Obama administration officials said they are negotiating expanded agreements with Kazakhstan, Uzbekistan and other countries that would allow for the delivery of additional supplies to the Afghan war zone. Washington also wants permission to withdraw vehicles and other equipment from Afghanistan as the U.S. military prepares to pull out one-third of its forces by September 2012.

By shifting the burden to Central Asia, however, the U.S. military has become increasingly reliant on authoritarian countries, prompting criticism from human rights groups that the Obama administration is cozying up to dictators.

For instance, more than one-third of the northern-route cargo passes through tiny Azerbaijan, a country saddled by “pervasive corruption,” according to the State Department’s annual human rights report. U.S. defense officials also say the northern supply lines would not be possible without the cooperation of Russia. One new route runs through Siberia.

The biggest potential choke point, however, lies in Uzbekistan, a former Soviet republic that borders northern Afghanistan. It previously had kicked the U.S. military out of the country after Washington complained about the killing of hundreds of protesters in 2005.

But as the United States has deepened its involvement in Afghanistan, relations with Uzbekistan have warmed up again. Today, more than 80 percent of supplies shipped along the Northern Distribution Network pass through the country.

Expanded supply lines

The northern routes were developed in the waning days of the George W. Bush administration. Since then, the U.S. government has expanded the network into a spiderweb of supply lines.

Some start at Baltic seaports and run through Russia and Central Asia by rail. Another key line picks up traffic on the Black Sea and funnels it through the Caucasus region. One winding truck route begins at a U.S. Army depot at Germersheim, Germany, and ends, an average of 60 days later, at Bagram air base in Afghanistan. As with the Pakistan routes, the deliveries are all made by contractors.

“If you look at what we’ve done there in the last two years, we look at it more or less as a logistics miracle,” said Alan F. Estevez, the Pentagon’s principal deputy assistant secretary for logistics.

There are two big limitations, however, on what the Pentagon can ship through Central Asia. First, supplies are generally restricted to food, water and construction material; ammunition, weapons and other “lethal” cargo are prohibited.

Also, the routes are strictly one-way. Nothing can be shipped back out of the war zone.
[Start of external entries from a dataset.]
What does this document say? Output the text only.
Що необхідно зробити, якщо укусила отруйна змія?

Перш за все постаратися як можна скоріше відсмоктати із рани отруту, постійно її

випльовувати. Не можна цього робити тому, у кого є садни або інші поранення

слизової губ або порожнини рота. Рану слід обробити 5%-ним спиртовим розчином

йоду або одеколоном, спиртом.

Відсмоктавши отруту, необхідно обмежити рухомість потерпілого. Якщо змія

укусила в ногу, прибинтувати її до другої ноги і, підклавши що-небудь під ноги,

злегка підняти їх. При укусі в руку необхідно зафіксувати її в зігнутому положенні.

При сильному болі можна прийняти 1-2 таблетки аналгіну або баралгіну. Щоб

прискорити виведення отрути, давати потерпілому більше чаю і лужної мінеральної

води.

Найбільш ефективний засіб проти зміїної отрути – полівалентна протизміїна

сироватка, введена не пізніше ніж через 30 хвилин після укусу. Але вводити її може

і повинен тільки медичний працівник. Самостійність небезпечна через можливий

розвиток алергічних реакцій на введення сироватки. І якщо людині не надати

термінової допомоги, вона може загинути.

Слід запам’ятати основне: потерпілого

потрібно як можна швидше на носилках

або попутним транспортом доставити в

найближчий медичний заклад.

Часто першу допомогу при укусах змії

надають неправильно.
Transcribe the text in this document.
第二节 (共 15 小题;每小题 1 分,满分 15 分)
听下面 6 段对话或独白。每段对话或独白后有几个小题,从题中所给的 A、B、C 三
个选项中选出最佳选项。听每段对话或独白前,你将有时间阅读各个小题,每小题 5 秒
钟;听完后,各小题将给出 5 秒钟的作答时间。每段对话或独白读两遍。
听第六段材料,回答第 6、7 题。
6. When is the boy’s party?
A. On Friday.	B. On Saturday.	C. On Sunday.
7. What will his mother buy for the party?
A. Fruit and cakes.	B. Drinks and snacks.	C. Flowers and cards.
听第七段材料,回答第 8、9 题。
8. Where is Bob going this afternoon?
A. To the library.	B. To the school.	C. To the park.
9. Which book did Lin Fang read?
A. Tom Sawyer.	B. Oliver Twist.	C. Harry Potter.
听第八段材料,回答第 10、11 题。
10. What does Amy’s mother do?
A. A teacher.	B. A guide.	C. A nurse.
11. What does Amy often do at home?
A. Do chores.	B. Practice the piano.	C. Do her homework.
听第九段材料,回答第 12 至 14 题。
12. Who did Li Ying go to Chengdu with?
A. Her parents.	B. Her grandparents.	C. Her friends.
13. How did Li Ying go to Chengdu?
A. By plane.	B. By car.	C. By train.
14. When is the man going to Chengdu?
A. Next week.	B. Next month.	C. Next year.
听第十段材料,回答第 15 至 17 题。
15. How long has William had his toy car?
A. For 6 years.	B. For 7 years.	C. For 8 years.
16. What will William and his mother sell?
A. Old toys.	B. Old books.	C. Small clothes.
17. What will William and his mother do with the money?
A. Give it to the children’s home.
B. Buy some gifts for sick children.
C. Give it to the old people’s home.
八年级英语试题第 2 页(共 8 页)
U.S. officials said they are trying to negotiate deals with several countries to remove those restrictions. That will be crucial as the United States withdraws 33,000 troops from Afghanistan over the next 15 months, military leaders said.

Perhaps the most vital section in the northern network is a rail line that crosses south through Uzbekistan and over the Amu Darya river to reach Hairaton, Afghanistan. About five out of every six cargo containers travel this route.

“In reality, Uzbekistan is really at the center of all these routes,” said Alexander Cooley, a Barnard College professor and an expert on U.S. military relations in Central Asia. “They’re certainly in the catbird seat. And they know it.”

The final leg of the Uzbek rail line, from the city of Karshi to the Afghan border, underscores how the U.S. military has been forced to rely on rickety routes to sustain its troops.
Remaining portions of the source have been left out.